1 - Install these libs
brew install automake autoconf autoconf-archive libtool brew install pkgconfig brew install icu4c brew install leptonica brew install gcc
2 - Run the code
ln -hfs /usr/local/Cellar/icu4c/60.2 /usr/local/opt/icu4c
Obs.: text2image is set to use icu4c/60.2 but the actual version is icu4c/61.1
3 - Clone tesseract repo
git clone https://github.com/tesseract-ocr/tesseract/
4 - Enter in the folder
cd tesseract
5 - Run the script
./autogen.sh
6 - Run the code, and copy the CPPFLAGS and LDFLAGS
brew info icu4c
7 - Update the CPPFLAGS and LDFLAGS and execute the code
./configure \ CPPFLAGS=-I/usr/local/opt/icu4c/include \ LDFLAGS=-L/usr/local/opt/icu4c/lib
8 - Run the code
make -j
9 - Run the code
sudo make install
10 - Run the code
sudo update_dyld_shared_cache
Obs.: this is the sudo ldconfig version for MAC OS X
11 - Run the code
make training
Creating ScrollView.jar - tesseract 4.0
Reference:
https://github.com/tesseract-ocr/tesseract/wiki/TrainingTesseract-4.00#lstmtraining-command-line https://github.com/tesseract-ocr/tesseract/wiki/ViewerDebugging
Important: Use the JDK 8 to build, or else it is going to return an error Steps
1 - Download the files piccolo2d-core-3.0.jar and piccolo2d-extras-3.0.jar
2 - Move the files piccolo2d-core-3.0.jar and piccolo2d-extras-3.0.jar to tesseract/java
3 - Enter the tesseract/java folder
cd java
4 - Set the var SCROLLVIEW_PATH to your tesseract/java folder and run the code
SCROLLVIEW_PATH=~/projects/tesseract/java make ScrollView.jar
Training Font - tesseract 4.0
Reference: https://github.com/tesseract-ocr/tesseract/wiki/TrainingTesseract-4.00#user-content-using-tesstrain Steps
1 - Clone the langdata dir from git
git clone https://github.com/tesseract-ocr/langdata
2 - Enter the tesseract folder
cd ..
3 - Execute this code and select one font from the list (I recommend "Verdana")

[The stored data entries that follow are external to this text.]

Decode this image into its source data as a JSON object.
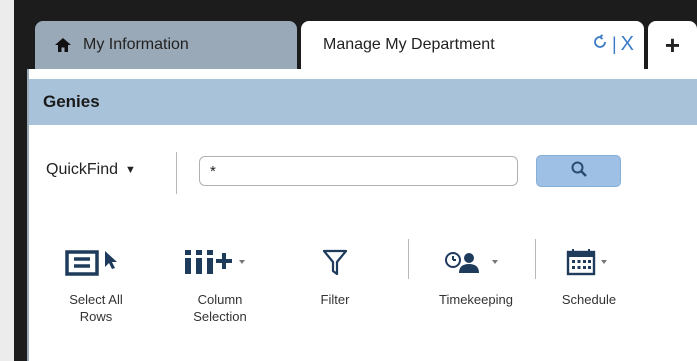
{
  "tabs": {
    "my_information": "My Information",
    "manage_department": "Manage My Department",
    "add_symbol": "+",
    "close_symbol": "X"
  },
  "panel": {
    "title": "Genies"
  },
  "quickfind": {
    "label": "QuickFind",
    "input_value": "*"
  },
  "toolbar": {
    "select_all": "Select All Rows",
    "column_selection": "Column Selection",
    "filter": "Filter",
    "timekeeping": "Timekeeping",
    "schedule": "Schedule"
  },
  "colors": {
    "tab_inactive": "#9aa9b7",
    "header_bar": "#a8c3d9",
    "search_button": "#9dc0e4",
    "accent_blue": "#3b7bc6"
  },
  "icons": [
    "home-icon",
    "refresh-icon",
    "close-icon",
    "add-tab-icon",
    "search-icon",
    "select-all-icon",
    "column-selection-icon",
    "filter-icon",
    "timekeeping-icon",
    "schedule-icon"
  ]
}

text2image --list_available_fonts --fonts_dir=/Library/Fonts
Font dir for MAC can be : ~/Library/Fonts /Library/Fonts/ /Network/Library/Fonts/ /System/Library/Fonts/ /System Folder/Fonts/
More details here: https://support.apple.com/en-us/HT201722
4 - replace the line 195 at file tesseract/training/tesstrain_utils.sh from
- export FONT_CONFIG_CACHE=$(mktemp -d --tmpdir font_tmp.XXXXXXXXXX)+ export FONT_CONFIG_CACHE=$(mktemp -d -t font_tmp.XXXXXXXXXX)
Obs.: this is a fix for the error:
mktemp: illegal option -- - usage: mktemp [-d] [-q] [-t prefix] [-u] template ... mktemp [-d] [-q] [-u] -t prefix /Users/username/projects/tesseract/training/tesstrain_utils.sh: line 197: /sample_text.txt: Permission denied
5 - Clone the tessdata repo from git (i recommend the "tessdata_best" since it is the more precise, "tessdata_fast" is just more fast)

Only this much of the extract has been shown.